Most people associate mobile payments with M-PESA in Kenya, but it was Zambia that really got the ball rolling, when Celpay was launched there by Fundamo, a South African payment technology company now owned by Visa. Celpay was most famous for one thing: it allowed SAB truck drivers to receive payment for their beer deliveries directly on their phones.
That was great as case studies go, but it didn’t fire up the rest of the continent. When M-PESA was launched in Kenya in 2007, it was also without expectations for a market-shifting service. It was originally conceived as a micro-financing offering. The banking regulator allowed it to be piloted without formal approval. When the pilot revealed the service’s potential for money-transfer, the first foot was placed on the financial racetrack.
Tragically, it was Kenya’s post-election violence in early 2008 that got M-PESA firmly on track. Thousands of people were displaced or prevented from moving out of their home districts, and M-PESA became the lifesaver that allowed friends, families and employers to get money to those who had no other access.
This was the catalyst, and within two years, Kenya had more than 10-million users of this mobile money service. The M-PESA platform was rolled out across Africa, but tended to flop in most countries, as the specific needs changed with every border change.
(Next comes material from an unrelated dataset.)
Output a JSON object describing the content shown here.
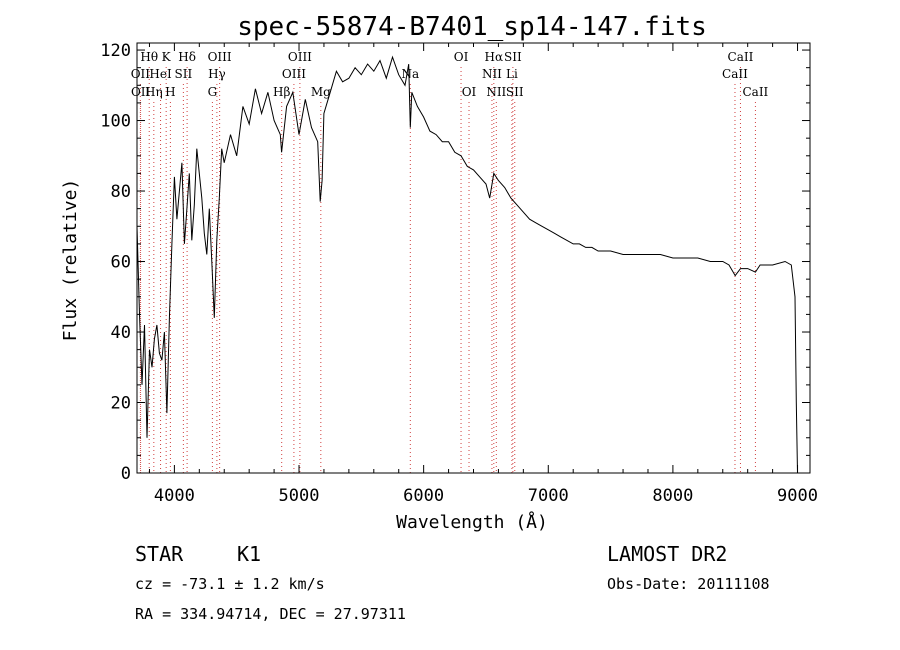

Today, the time for experimentation is over, and numerous success stories are emerging that do not depend on one specific platform. According to a new report by World Wide Worx, The Digital Savannah: Africa’s e-commerce promise, ‚”the differences in preferences, cultural tendencies and priorities are a hallmark of the e-commerce landscape‚”. The report, commissioned by Amadeus, the technology solutions provider for the travel industry, reveals that e-commerce is growing in Africa, but not in exactly the same mould as developed economies.
It’s obvious that infrastructure and capacity constraints would change the picture: not so obvious that the concept would develop its own personality that speaks to the way Africans wish to purchase goods and services.
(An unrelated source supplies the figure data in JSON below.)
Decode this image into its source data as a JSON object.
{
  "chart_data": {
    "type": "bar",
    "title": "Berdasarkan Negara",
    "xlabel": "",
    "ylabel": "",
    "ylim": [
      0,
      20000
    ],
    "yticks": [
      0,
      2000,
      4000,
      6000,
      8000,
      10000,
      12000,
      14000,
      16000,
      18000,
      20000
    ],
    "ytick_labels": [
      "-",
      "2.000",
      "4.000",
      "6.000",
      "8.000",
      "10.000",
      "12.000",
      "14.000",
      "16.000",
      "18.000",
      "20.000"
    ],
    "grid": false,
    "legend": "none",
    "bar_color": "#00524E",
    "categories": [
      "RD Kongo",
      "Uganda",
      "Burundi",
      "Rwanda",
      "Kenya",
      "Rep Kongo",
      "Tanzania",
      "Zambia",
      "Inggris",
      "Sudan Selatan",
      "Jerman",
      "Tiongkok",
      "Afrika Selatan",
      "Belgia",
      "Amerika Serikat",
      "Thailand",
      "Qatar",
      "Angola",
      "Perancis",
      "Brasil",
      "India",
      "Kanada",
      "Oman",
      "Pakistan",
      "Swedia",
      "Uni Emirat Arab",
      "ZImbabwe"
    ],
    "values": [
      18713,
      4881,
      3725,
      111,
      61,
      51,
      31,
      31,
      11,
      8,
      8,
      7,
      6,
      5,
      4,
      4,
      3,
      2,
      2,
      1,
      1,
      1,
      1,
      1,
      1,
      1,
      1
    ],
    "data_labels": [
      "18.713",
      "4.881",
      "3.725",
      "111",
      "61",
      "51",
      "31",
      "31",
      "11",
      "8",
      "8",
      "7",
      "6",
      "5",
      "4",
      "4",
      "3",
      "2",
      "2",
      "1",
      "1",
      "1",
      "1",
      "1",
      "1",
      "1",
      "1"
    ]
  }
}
The mobile device is core to this personality. As the report puts it, ‚”lacking conventional online access, millions of Africans have turned to their phones to take advantage of increasingly sophisticated mobile payment and banking services‚”.
The result is that, in 40 African countries, there are now at least two mobile payment providers per country.
And no less than five distinct forms of mobile commerce are in use: Mobile at the point of sale, using mobile wallets to transfer funds, like the FNB e-wallet: Mobile as the point of sale, where the phone becomes a cash register using an add-on device like Absa’s pebble: Mobile payment platforms like M-PESA, where money is sent using a menu on any phone: Direct carrier billing, where the payment charged to the cellphone bill: and Closed loop mobile payments, where merchants use their own proprietary mobile wallet.
This doesn’t mean millions are shopping for retail goods on their phones yet, but the report reveals a growing trend towards ticket purchases on phones. Here, Kenya was indeed first: a partnership between Kenya Airways and M-PESA resulted in the world’s first air tickets being sold via a mobile payment service.